I have figured it out after some painful waste of time. (I figured out I was being stupid, see Erich's post below)
In global space, const char myArray[] = "Hello World" will be placed in RAM. You can see this by its address when debugging and using the Expressions window to view its location. You will see this location switch from RAM to ROM/FLASH once you add __inline. However, you must initialize it. For example: __inline const char Test[10]={}; will go into ROM but __inline const char Test[10]; will go into RAM.
Furthermore, if you wish to write to a variable in global space stored in ROM/FLASH, it must be in its own sector else you will create an exception once you attempt to write to it (because once a flash erase is performed, it will erase the data along with program code). The sector size on kinetis MCUs is 0x400 or 1024 or 1kB. Consequently, you must ensure your variable is sector aligned and takes up an entire sector.

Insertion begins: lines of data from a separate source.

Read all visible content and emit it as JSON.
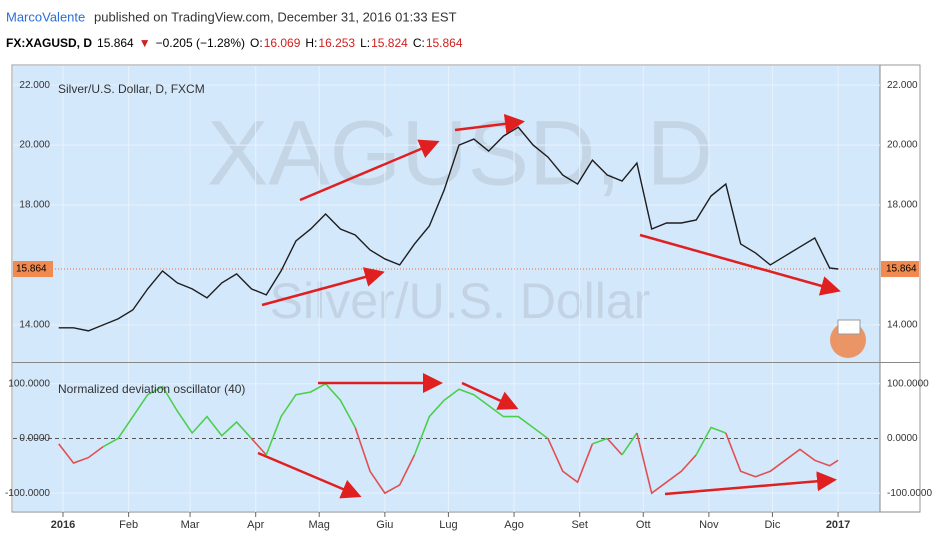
{
  "header": {
    "author": "MarcoValente",
    "published": "published on TradingView.com, December 31, 2016 01:33 EST",
    "symbol": "FX:XAGUSD, D",
    "last": "15.864",
    "arrow": "▼",
    "change": "−0.205 (−1.28%)",
    "o_label": "O:",
    "o": "16.069",
    "h_label": "H:",
    "h": "16.253",
    "l_label": "L:",
    "l": "15.824",
    "c_label": "C:",
    "c": "15.864"
  },
  "chart_data": [
    {
      "type": "line",
      "title": "Silver/U.S. Dollar, D, FXCM",
      "watermark": "XAGUSD, D",
      "watermark_sub": "Silver/U.S. Dollar",
      "last_price": 15.864,
      "x": [
        -2,
        5,
        12,
        19,
        26,
        33,
        40,
        47,
        54,
        61,
        68,
        75,
        82,
        89,
        96,
        103,
        110,
        117,
        124,
        131,
        138,
        145,
        152,
        159,
        166,
        173,
        180,
        187,
        194,
        201,
        208,
        215,
        222,
        229,
        236,
        243,
        250,
        257,
        264,
        271,
        278,
        285,
        292,
        299,
        306,
        313,
        320,
        327,
        334,
        341,
        348,
        355,
        362,
        366
      ],
      "series": [
        {
          "name": "XAGUSD",
          "color": "#1e1e1e",
          "values": [
            13.9,
            13.9,
            13.8,
            14.0,
            14.2,
            14.5,
            15.2,
            15.8,
            15.4,
            15.2,
            14.9,
            15.4,
            15.7,
            15.2,
            15.0,
            15.8,
            16.8,
            17.2,
            17.7,
            17.2,
            17.0,
            16.5,
            16.2,
            16.0,
            16.7,
            17.3,
            18.5,
            20.0,
            20.2,
            19.8,
            20.3,
            20.6,
            20.0,
            19.6,
            19.0,
            18.7,
            19.5,
            19.0,
            18.8,
            19.4,
            17.2,
            17.4,
            17.4,
            17.5,
            18.3,
            18.7,
            16.7,
            16.4,
            16.0,
            16.3,
            16.6,
            16.9,
            15.9,
            15.864
          ]
        }
      ],
      "xlim": [
        -23.6,
        385.8
      ],
      "xticks": [
        {
          "value": 0,
          "label": "2016"
        },
        {
          "value": 31,
          "label": "Feb"
        },
        {
          "value": 60,
          "label": "Mar"
        },
        {
          "value": 91,
          "label": "Apr"
        },
        {
          "value": 121,
          "label": "Mag"
        },
        {
          "value": 152,
          "label": "Giu"
        },
        {
          "value": 182,
          "label": "Lug"
        },
        {
          "value": 213,
          "label": "Ago"
        },
        {
          "value": 244,
          "label": "Set"
        },
        {
          "value": 274,
          "label": "Ott"
        },
        {
          "value": 305,
          "label": "Nov"
        },
        {
          "value": 335,
          "label": "Dic"
        },
        {
          "value": 366,
          "label": "2017"
        }
      ],
      "ylim": [
        12.76,
        22.64
      ],
      "yticks": [
        {
          "value": 14,
          "label": "14.000"
        },
        {
          "value": 18,
          "label": "18.000"
        },
        {
          "value": 20,
          "label": "20.000"
        },
        {
          "value": 22,
          "label": "22.000"
        }
      ],
      "grid": true
    },
    {
      "type": "line",
      "title": "Normalized deviation oscillator (40)",
      "x": [
        -2,
        5,
        12,
        19,
        26,
        33,
        40,
        47,
        54,
        61,
        68,
        75,
        82,
        89,
        96,
        103,
        110,
        117,
        124,
        131,
        138,
        145,
        152,
        159,
        166,
        173,
        180,
        187,
        194,
        201,
        208,
        215,
        222,
        229,
        236,
        243,
        250,
        257,
        264,
        271,
        278,
        285,
        292,
        299,
        306,
        313,
        320,
        327,
        334,
        341,
        348,
        355,
        362,
        366
      ],
      "series": [
        {
          "name": "Normalized deviation oscillator",
          "color": "#e05050",
          "color_up": "#4ccf4c",
          "values": [
            -10,
            -45,
            -35,
            -15,
            0,
            40,
            80,
            95,
            50,
            10,
            40,
            5,
            30,
            0,
            -30,
            40,
            80,
            85,
            100,
            70,
            20,
            -60,
            -100,
            -85,
            -30,
            40,
            70,
            90,
            80,
            60,
            40,
            40,
            20,
            0,
            -60,
            -80,
            -10,
            0,
            -30,
            10,
            -100,
            -80,
            -60,
            -30,
            20,
            10,
            -60,
            -70,
            -60,
            -40,
            -20,
            -40,
            -50,
            -40
          ]
        }
      ],
      "xlim": [
        -23.6,
        385.8
      ],
      "ylim": [
        -134.5,
        138
      ],
      "yticks": [
        {
          "value": -100,
          "label": "-100.0000"
        },
        {
          "value": 0,
          "label": "0.0000"
        },
        {
          "value": 100,
          "label": "100.0000"
        }
      ],
      "grid": true
    }
  ]
}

To do this you must use the align attribute. For example:
__attribute__ ((aligned(0x400)))
const myArray[0x400]={};
In my application, this data was stored at 0x8C00 which is indeed divisible by 0x400 or 1024 which is proof that the alignment was a success. Also, if you look at the datasheet you will see that 0x8C00 is within program space.
You can now use the PE component IntFlashLdd to write to this sector during program time. Or you can write to it using your own Flash driver for the Kinetis MCUs.
Look Mom, no linker file modification required!
Edit: Tried it again today and "const char myArray[] = "Hello World" " was in flash. Must have been missing something. Anyhow, atleast what I said about alignment and initialization appears to be repeatable.